Some 19 years ago in the last week of January, 2004, I spent an entire afternoon sitting alone in a Radio Times studio in London while BBC Radio stations took turns calling me. Back then, they were calling over a broadcast-quality ISDN line and while I can’t remember how many stations there were, my job was to be on a show talking about Radio Times.
Specifically, RT that week had one of those countdown features, this time the Top Ten Spookiest Shows Ever or something like that. I presume I had worked on the feature, I know I was the only one available that day, but it’s all a bit fuzzy. I’ve just spent a quite happy 20 minutes Googling to find the barely-remembered cover.
Flash forward to this week and on Tuesday I got to do it again, from my Birmingham office and over FaceTime audio. Two decades later, I am clearly the man in demand. But it felt like I was that day because 11 BBC Local Radio stations and 1 BBC national station wanted my opinion about the return of Fawlty Towers.
Hang on. Not true. They wanted someone’s opinion, they each wanted a way to talk about this news, to get their listeners talking about it, and they wanted an extra voice in the mix. I am nothing if not an extra voice and I don’t care how I ended up getting to do this, I got to do it and I relished it.

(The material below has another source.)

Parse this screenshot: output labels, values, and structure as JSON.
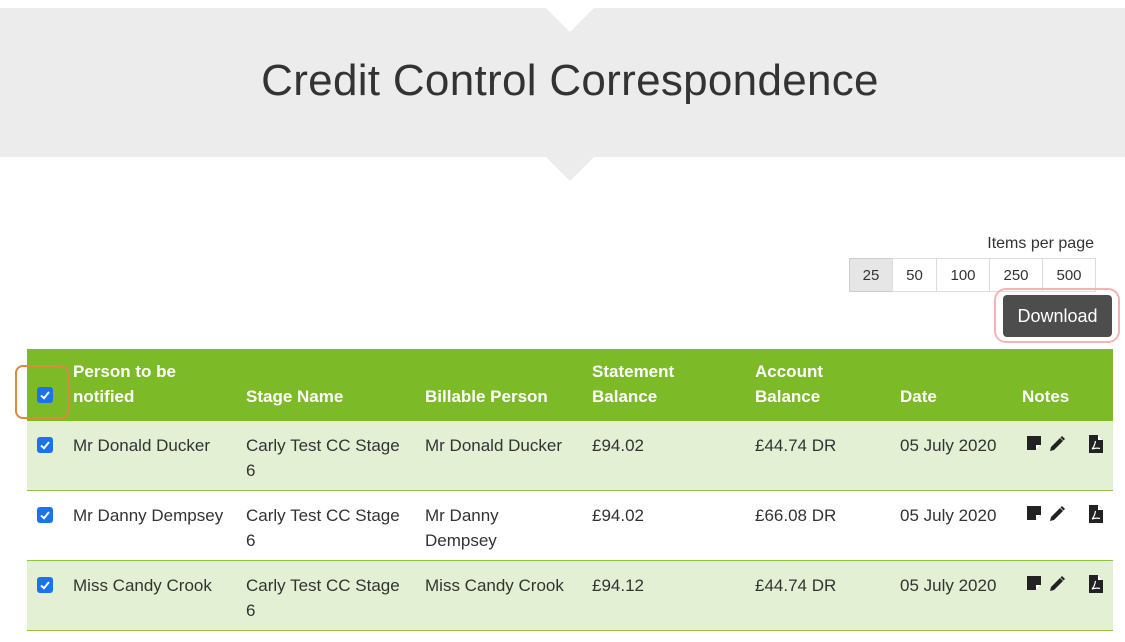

So that’s very nice for me and also it’s not as if I believe my opinion has any particular value. Yet it looks very strongly like I’m going to give it to you anyway.

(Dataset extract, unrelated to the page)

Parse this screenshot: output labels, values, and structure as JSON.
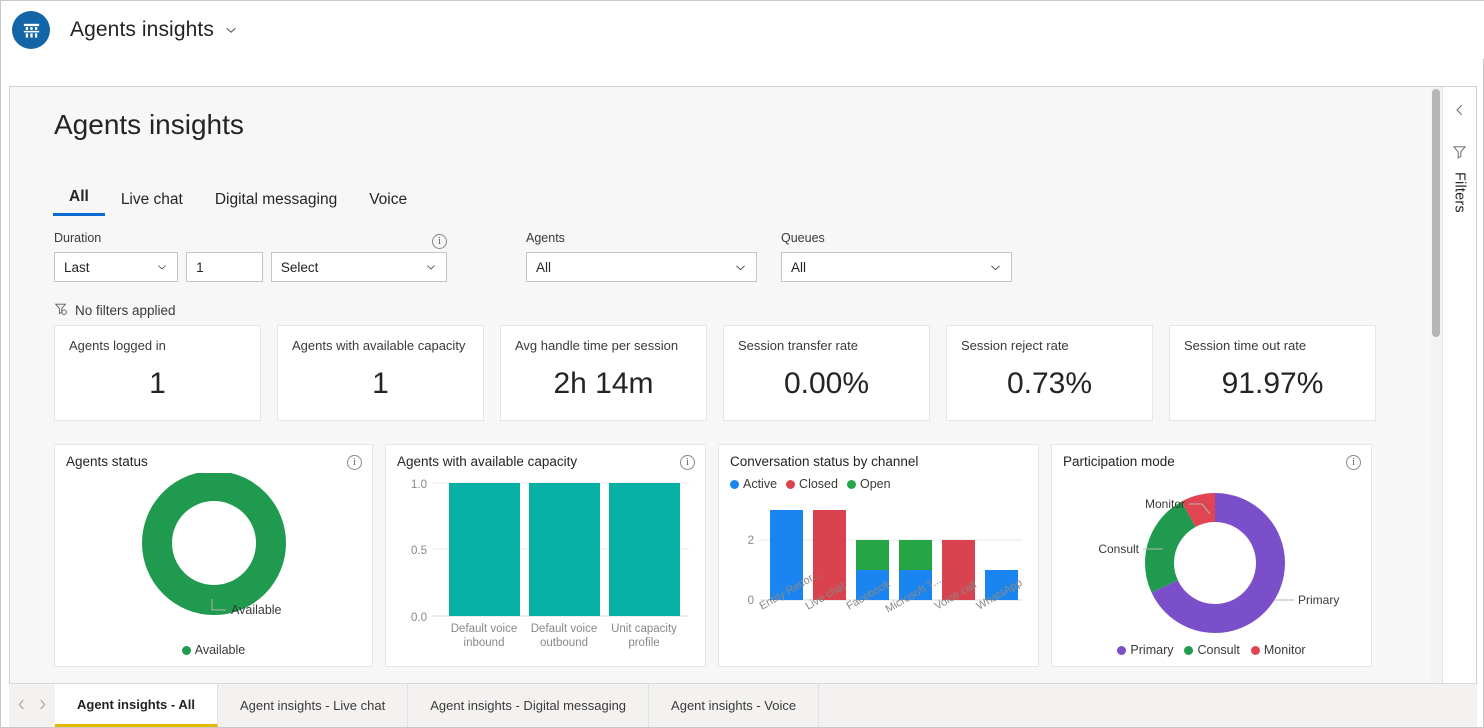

And yes, here it comes. If the question is whether Fawlty Towers should come back, the answer is there is not one single pixel of a chance you can possibly guess until it’s made – but that won’t stop us talking about it until, in my case anyway, we get sore throats.
Really the only key thing, I thought, was over the issue that it appears Connie Booth is not involved. She and John Cleese wrote the original, I’ve read the scripts, she’s tremendous and seemingly she isn’t writing this one.
Other than that, what I realised from saying this stuff over and over is why the announcement was made now. There are practically no details, certainly not any indication of where the new Fawlty Towers will be screened – and that’s why it was announced this week.
The makers are shopping this show around the networks and the streamers, and they are now able to point to the mass of attention the news got. There is public interest, there is public demand, this show is guaranteed to get high ratings. That’s what they will be saying to the streamers and they are right.
For episode 1.
Everyone will watch the first episode of a new Fawlty Towers, it’s then up to the show to keep us coming back.
Apparently last year there were 599 new scripted comedy and dramas on American television alone. That’s an unimaginable number and, possibly more significantly, an unwatchable one. You and I will never even hear of most of those shows and simply getting our attention at all must be murderously difficult.
Fawlty Towers got our attention instantly.
I think that is why shows are brought back, because they have a built-in audience and it’s sufficiently big that the return is also brought to the attention of new audiences.
Only, I do think shows finish for a reason. They do come to an end, they do often fizzle away. To work anew, they have to become a new show.
And I don’t think we want that. What we really want, always, is not a sequel, not a continuation. We want the first one again, we want to be back when we hadn’t seen that first one yet and it was all to come. We want to recapture whatever it was we were as well as what the show is.
It’s impossible for a show to live up to how we remember a beloved original, decades after it ended.
But it can be better. All that time ago in 2004, we had no idea that it would be just the next year when Doctor Who would be back and not just living up to the original, but exceeding it.